Assessment of the Long-Term Waste Management and Proliferation Resistance of Different Fuel Cycles for the Generation-IV Canadian Concept of Super-Critical Water Reactor

Abstract

The Canadian concept of Super Critical Water Reactor uses a mixture of reactor-grade plutonium and thorium (Pu/Th) as a fuel, in a once-through cycle. The implications of using Pu/Th on long-term waste management and proliferation resistance were investigated in this study. Other fuels were investigated as well. These fuels are Low-Enriched Uranium (LEU), a mixture of LEU and thorium (LEU/Th), re-enriched reprocessed uranium (RepU), and a mixture of Pu/Th and natural uranium (Pu/Th/U). A quantitative estimation of the size of the deep geological repository (DGR) was done, and it was found that Pu/Th fuel would require three to four times larger DGR compared with uranium fuels. Criticality safety was investigated, and it was found that, even in the most reactive conditions, criticality safety is not hazardous. Assessment of the occupational dose to the workers in DGR from handling and storage of Pu/Th fuel showed a higher dose, around 8%, compared with LEU. The peak dose rate to the public, in case of an accident after the closure of DGR, was 75% higher in the case of Pu/Th compared with uranium, but it is still less than the regulatory limit.
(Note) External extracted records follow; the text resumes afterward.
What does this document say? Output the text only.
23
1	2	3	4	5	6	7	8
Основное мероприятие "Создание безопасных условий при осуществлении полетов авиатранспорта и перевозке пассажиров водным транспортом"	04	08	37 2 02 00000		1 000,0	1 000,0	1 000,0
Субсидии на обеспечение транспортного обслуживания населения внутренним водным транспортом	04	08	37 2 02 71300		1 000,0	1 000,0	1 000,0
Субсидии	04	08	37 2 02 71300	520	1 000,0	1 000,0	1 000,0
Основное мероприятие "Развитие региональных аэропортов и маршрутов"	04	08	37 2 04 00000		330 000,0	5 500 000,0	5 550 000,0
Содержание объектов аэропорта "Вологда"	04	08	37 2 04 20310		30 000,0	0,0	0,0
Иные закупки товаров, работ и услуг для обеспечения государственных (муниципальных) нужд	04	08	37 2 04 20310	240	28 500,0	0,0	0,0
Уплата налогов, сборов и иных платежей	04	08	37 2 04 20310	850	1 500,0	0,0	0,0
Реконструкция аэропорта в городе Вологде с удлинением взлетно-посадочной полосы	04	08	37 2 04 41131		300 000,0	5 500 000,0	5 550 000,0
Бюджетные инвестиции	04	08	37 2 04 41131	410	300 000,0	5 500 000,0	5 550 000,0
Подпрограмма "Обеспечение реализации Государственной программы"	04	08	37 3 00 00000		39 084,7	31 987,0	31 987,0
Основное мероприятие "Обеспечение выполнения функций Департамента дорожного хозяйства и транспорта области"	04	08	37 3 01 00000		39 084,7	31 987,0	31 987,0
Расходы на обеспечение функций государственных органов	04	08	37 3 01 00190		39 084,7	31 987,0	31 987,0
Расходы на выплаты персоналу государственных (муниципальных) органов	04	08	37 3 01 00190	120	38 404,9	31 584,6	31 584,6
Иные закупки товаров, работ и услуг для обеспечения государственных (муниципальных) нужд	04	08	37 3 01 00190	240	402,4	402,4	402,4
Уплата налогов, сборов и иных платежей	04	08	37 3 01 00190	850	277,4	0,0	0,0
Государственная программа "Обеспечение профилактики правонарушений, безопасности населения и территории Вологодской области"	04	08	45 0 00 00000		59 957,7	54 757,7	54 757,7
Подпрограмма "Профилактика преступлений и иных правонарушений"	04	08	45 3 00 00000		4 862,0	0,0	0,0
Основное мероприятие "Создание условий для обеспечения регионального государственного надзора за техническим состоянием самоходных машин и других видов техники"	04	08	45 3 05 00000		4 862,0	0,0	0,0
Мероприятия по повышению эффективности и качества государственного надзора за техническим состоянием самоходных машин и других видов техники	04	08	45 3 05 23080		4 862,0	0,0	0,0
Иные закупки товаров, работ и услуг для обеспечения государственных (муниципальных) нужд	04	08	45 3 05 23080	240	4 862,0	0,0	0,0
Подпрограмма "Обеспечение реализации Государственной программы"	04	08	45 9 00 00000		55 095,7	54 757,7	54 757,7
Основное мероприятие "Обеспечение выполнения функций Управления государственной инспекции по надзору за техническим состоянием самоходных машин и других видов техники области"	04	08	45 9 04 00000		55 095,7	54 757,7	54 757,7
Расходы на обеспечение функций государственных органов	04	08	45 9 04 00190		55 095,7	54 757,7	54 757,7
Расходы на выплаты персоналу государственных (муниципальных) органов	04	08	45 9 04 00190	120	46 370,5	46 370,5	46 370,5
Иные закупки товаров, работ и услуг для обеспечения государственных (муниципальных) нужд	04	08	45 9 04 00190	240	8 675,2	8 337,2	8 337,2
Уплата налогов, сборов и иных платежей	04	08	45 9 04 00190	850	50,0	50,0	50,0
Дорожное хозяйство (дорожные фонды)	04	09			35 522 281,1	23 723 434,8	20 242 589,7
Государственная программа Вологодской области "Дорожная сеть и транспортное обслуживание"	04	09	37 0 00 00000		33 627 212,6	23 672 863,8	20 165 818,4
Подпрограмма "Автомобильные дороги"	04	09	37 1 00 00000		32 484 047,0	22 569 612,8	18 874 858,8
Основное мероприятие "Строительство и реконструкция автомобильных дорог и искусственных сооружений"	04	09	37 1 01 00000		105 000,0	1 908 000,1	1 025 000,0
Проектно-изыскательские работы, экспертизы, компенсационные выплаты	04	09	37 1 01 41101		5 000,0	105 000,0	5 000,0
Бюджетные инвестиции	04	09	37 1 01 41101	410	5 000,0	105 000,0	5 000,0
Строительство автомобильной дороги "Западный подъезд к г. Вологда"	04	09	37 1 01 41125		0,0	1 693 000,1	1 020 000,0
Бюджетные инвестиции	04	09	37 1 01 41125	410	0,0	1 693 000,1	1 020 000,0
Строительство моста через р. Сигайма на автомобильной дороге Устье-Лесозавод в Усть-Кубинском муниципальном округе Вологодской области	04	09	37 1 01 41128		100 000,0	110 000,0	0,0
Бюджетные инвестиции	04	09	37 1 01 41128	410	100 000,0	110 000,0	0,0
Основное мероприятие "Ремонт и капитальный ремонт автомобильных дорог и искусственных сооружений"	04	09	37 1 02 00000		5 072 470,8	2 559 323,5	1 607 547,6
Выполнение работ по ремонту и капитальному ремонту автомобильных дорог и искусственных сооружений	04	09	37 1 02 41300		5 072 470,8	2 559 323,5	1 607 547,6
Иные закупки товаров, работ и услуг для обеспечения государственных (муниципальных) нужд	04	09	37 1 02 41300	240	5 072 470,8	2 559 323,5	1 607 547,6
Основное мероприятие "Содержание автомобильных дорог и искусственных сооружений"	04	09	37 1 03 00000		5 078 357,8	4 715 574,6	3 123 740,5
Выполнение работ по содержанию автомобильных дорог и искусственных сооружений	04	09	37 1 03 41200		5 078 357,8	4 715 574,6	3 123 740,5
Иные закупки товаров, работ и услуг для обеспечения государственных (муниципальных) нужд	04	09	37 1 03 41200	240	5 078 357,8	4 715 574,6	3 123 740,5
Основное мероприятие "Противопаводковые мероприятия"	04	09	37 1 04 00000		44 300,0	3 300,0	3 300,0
The attractiveness of the various fuel cycle for weapons were estimated using the Figure-of-Merit method. A numerical ranking system was proposed to facilitate the comparison between the different fuels from the proliferation point of view. It was found that RepU is the most proliferation-resistant fuel, while Pu/Th is the least one among all the studied fuels. Investigation of the reactivity coefficients of the studied fuel cycles showed that all fuels have the same sign of reactivity feedback. Regarding coolant void reactivity (CVR), the Pu/Th/U will have the most negative value which will help to bring the core to a safe state faster in case of an accident.